Samsung, Hynix Stocks Soar to Fresh Records

  • By Lee Kyung-eun, Kim Eun-jung

    December 04, 2020 09:35

    Samsung Electronics shares soared to a record W70,500 during the day's trading on Thursday but closed up 0.29 percent from the previous day at W69,700 as investors took profits (US$1=W1,094).

    SK Hynix shares also rose to a record W114,500 at one point during the day.

    The Korea Composite Stock Price Index also closed at a fresh record high of 2,696.22 points on Thursday. Individual investors are flocking to the stock market, drawn by the stellar performances of blue-chip shares. On Friday morning, it jumped above 2,700 points as soon as the market opened.

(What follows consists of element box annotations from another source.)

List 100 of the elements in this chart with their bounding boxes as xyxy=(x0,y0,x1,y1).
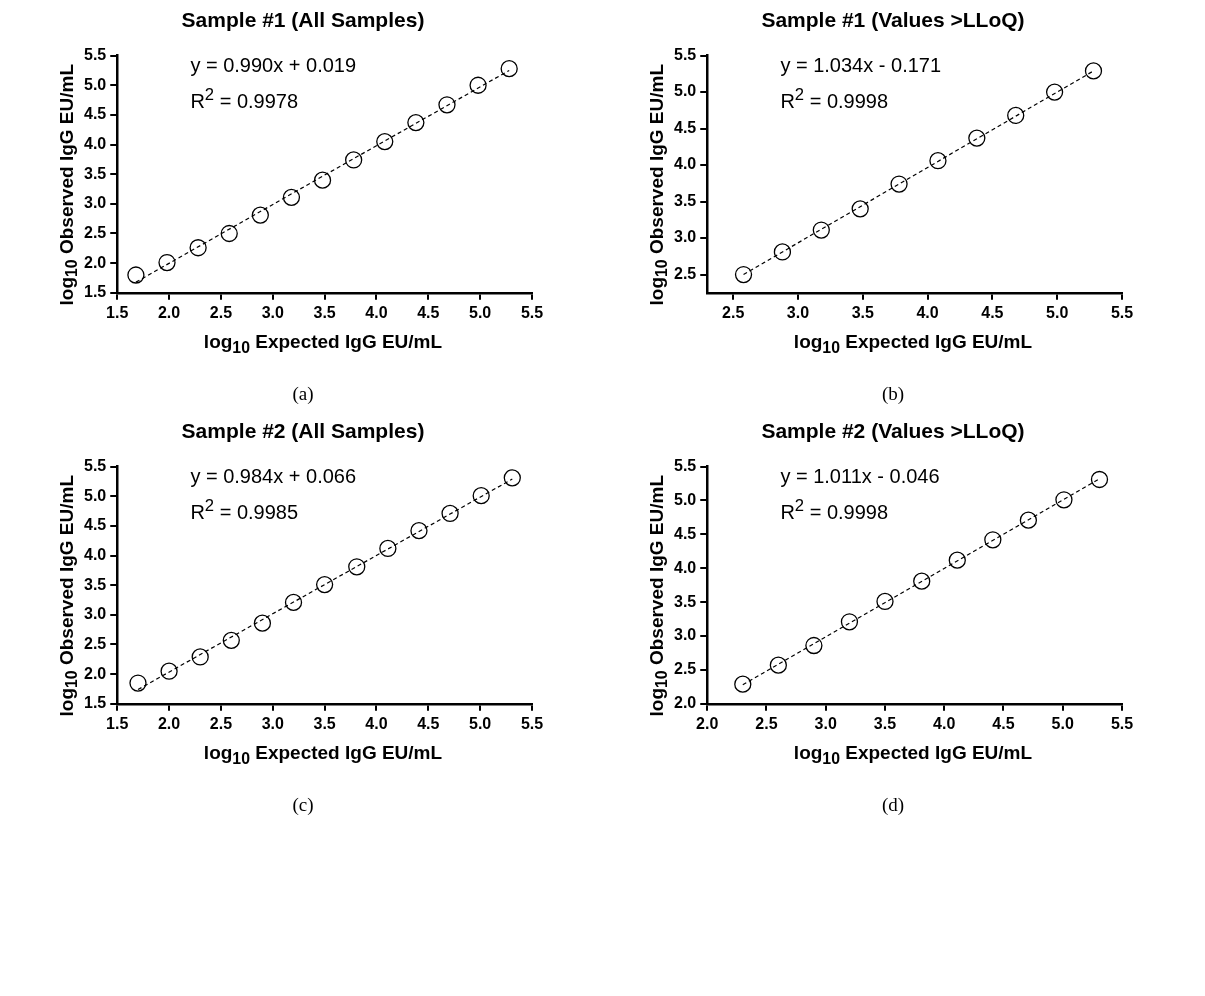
x-tick-label: 2.0 xyxy=(696,714,719,732)
point xyxy=(283,188,301,206)
point xyxy=(441,504,460,522)
x-tick-label: 4.5 xyxy=(417,714,440,732)
y-tick-label: 5.0 xyxy=(84,75,107,93)
x-tick-label: 5.0 xyxy=(1052,714,1075,732)
point xyxy=(254,614,272,632)
annotation: y = 0.990x + 0.019 xyxy=(190,53,357,78)
point xyxy=(472,486,491,505)
y-tick-label: 4.5 xyxy=(674,118,697,136)
y-tick-label: 4.5 xyxy=(674,524,697,542)
y-tick-label: 3.0 xyxy=(674,228,697,246)
point xyxy=(158,253,177,272)
y-tick-label: 3.5 xyxy=(84,575,107,593)
x-tick-label: 4.0 xyxy=(365,714,389,732)
y-tick-label: 3.0 xyxy=(84,605,107,623)
y-tick-label: 4.5 xyxy=(84,516,107,534)
annotation: R$^{2}$ = 0.9998 xyxy=(780,494,890,525)
x-axis-title: log$_{10}$ Expected IgG EU/mL xyxy=(793,741,1033,768)
x-tick-label: 3.0 xyxy=(262,714,285,732)
point xyxy=(1020,511,1038,529)
point xyxy=(929,152,947,170)
y-tick-label: 3.5 xyxy=(674,191,697,209)
x-tick-label: 2.5 xyxy=(210,714,233,732)
point xyxy=(841,612,859,631)
point xyxy=(735,265,753,284)
x-tick-label: 1.5 xyxy=(106,303,129,321)
point xyxy=(191,648,210,666)
x-axis-title: log$_{10}$ Expected IgG EU/mL xyxy=(793,331,1033,357)
text: (a) xyxy=(292,382,314,405)
y-tick-label: 2.0 xyxy=(84,664,107,682)
annotation: y = 1.011x - 0.046 xyxy=(780,463,940,489)
point xyxy=(890,175,909,193)
y-tick-label: 3.0 xyxy=(674,626,697,644)
point xyxy=(469,76,488,94)
y-tick-label: 4.0 xyxy=(84,545,107,563)
chart-title: Sample #1 (Values >LLoQ) xyxy=(761,8,1025,32)
point xyxy=(285,593,303,611)
point xyxy=(1046,83,1064,101)
y-tick-label: 2.0 xyxy=(84,253,107,271)
point xyxy=(379,539,397,557)
point xyxy=(345,151,363,169)
x-tick-label: 3.0 xyxy=(815,714,838,732)
chart-title: Sample #1 (All Samples) xyxy=(181,8,425,32)
x-tick-label: 4.0 xyxy=(933,714,956,732)
y-tick-label: 4.0 xyxy=(674,558,697,576)
y-tick-label: 2.0 xyxy=(674,694,697,711)
point xyxy=(127,266,145,284)
x-tick-label: 5.0 xyxy=(469,303,492,321)
point xyxy=(770,656,788,674)
point xyxy=(1007,106,1025,125)
point xyxy=(407,113,425,132)
x-tick-label: 2.5 xyxy=(722,303,745,321)
x-tick-label: 3.5 xyxy=(313,303,337,321)
y-tick-label: 5.5 xyxy=(674,456,697,474)
x-tick-label: 3.0 xyxy=(262,303,285,321)
y-tick-label: 1.5 xyxy=(84,694,107,711)
x-axis-title: log$_{10}$ Expected IgG EU/mL xyxy=(203,331,443,357)
point xyxy=(223,631,241,649)
y-tick-label: 3.0 xyxy=(84,194,107,212)
y-tick-label: 2.5 xyxy=(84,223,107,241)
annotation: y = 0.984x + 0.066 xyxy=(190,463,357,489)
x-tick-label: 5.5 xyxy=(521,714,544,732)
x-tick-label: 5.5 xyxy=(1111,303,1134,321)
point xyxy=(438,96,457,114)
point xyxy=(851,200,870,218)
y-tick-label: 5.0 xyxy=(674,490,697,508)
y-tick-label: 5.5 xyxy=(84,456,107,474)
x-tick-label: 3.5 xyxy=(313,714,337,732)
text: (d) xyxy=(881,793,905,816)
x-tick-label: 2.5 xyxy=(755,714,779,732)
point xyxy=(1085,62,1103,80)
annotation: R$^{2}$ = 0.9985 xyxy=(190,494,300,525)
point xyxy=(813,221,831,239)
point xyxy=(504,469,522,487)
y-tick-label: 5.5 xyxy=(84,46,107,64)
point xyxy=(949,551,967,569)
y-tick-label: 4.0 xyxy=(674,155,697,173)
chart-title: Sample #2 (All Samples) xyxy=(181,418,425,443)
annotation: R$^{2}$ = 0.9998 xyxy=(780,84,890,114)
point xyxy=(500,60,519,78)
x-tick-label: 4.5 xyxy=(992,714,1016,732)
y-tick-label: 2.5 xyxy=(674,264,697,282)
text: (b) xyxy=(881,382,905,405)
y-tick-label: 5.5 xyxy=(674,46,697,64)
x-tick-label: 3.5 xyxy=(852,303,875,321)
point xyxy=(316,575,334,594)
y-tick-label: 5.0 xyxy=(674,82,697,100)
annotation: R$^{2}$ = 0.9978 xyxy=(190,84,300,114)
point xyxy=(376,132,394,151)
point xyxy=(968,129,986,147)
point xyxy=(805,636,823,654)
y-tick-label: 2.5 xyxy=(674,660,697,678)
point xyxy=(774,243,792,261)
x-tick-label: 5.0 xyxy=(469,714,492,732)
y-tick-label: 1.5 xyxy=(84,283,107,301)
x-tick-label: 2.0 xyxy=(158,714,181,732)
y-tick-label: 4.0 xyxy=(84,134,107,152)
point xyxy=(314,171,332,189)
y-tick-label: 3.5 xyxy=(84,164,107,182)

    According to the Korea Exchange, individual investors snapped up W7.64 trillion worth of Samsung and SK Hynix stocks so far this year, accounting for 18 percent of total KOSPI net buying.

    Pyun Deuk-hyun, vice president of asset management strategy at NH Investment and Securities, said, "The fact that Samsung Electronics and SK Hynix, which together account for 27 percent of total KOSPI market cap, both reached record highs is a good signal that gives us a hint of market conditions next year."

    The junior Kosdaq, where trading by individual investors accounted for more than 88 percent of total volume, surpassed the 900-point-level on Thursday to close at 907.61 points, the highest so far this year. The last time the Kosdaq surpassed 900 points was on April 17, 2018.

    An electronic board at KEB Hana Bank headquarters in Seoul shows the Korea Composite Stock Price Index closing at 2,696.22 points on Thursday. /Yonhap

    The Korean won soared W3.8 against the U.S. dollar to a two-and-a-half-year high of W1,097 as the greenback floundered.

    When the coronavirus epidemic exploded in the spring, investors dumped won and hoarded dollars, prompting the Korean government to sign a currency-swap deal with the U.S. to secure a lifeline in case of an emergency. But now there is an oversupply of dollars after the U.S. government unloaded more than $3 trillion into circulation. Foreign investors have been dumping the safe-haven American currency and hunting bargains in emerging-market stocks to satisfy a voracious new appetite for riskier assets, emboldened by the election of Joe Biden as the next U.S. president and rising hopes of a coronavirus vaccine.

    The won fell to W1,285.7 against the dollar in mid-March but soared to under W1,100 on Thursday, up more than 17 percent.

    Korea's foreign-currency reserves swelled to $9.87 billion last month, the highest level in about a decade, and some of that is estimated to be due to forex authorities here buying up dollars to stem the won's slide. Analysts predict the won could strengthen to W1,050 against the dollar by the end of this year.

    Korea's export and current account indices have been strong recently, but that was due to semiconductors and some other key exports, while exporters of other products languish in the doldrums as the strong won makes their goods more expensive abroad.

    Major investment bank project the dollar to weaken an additional five to 20 percent next year.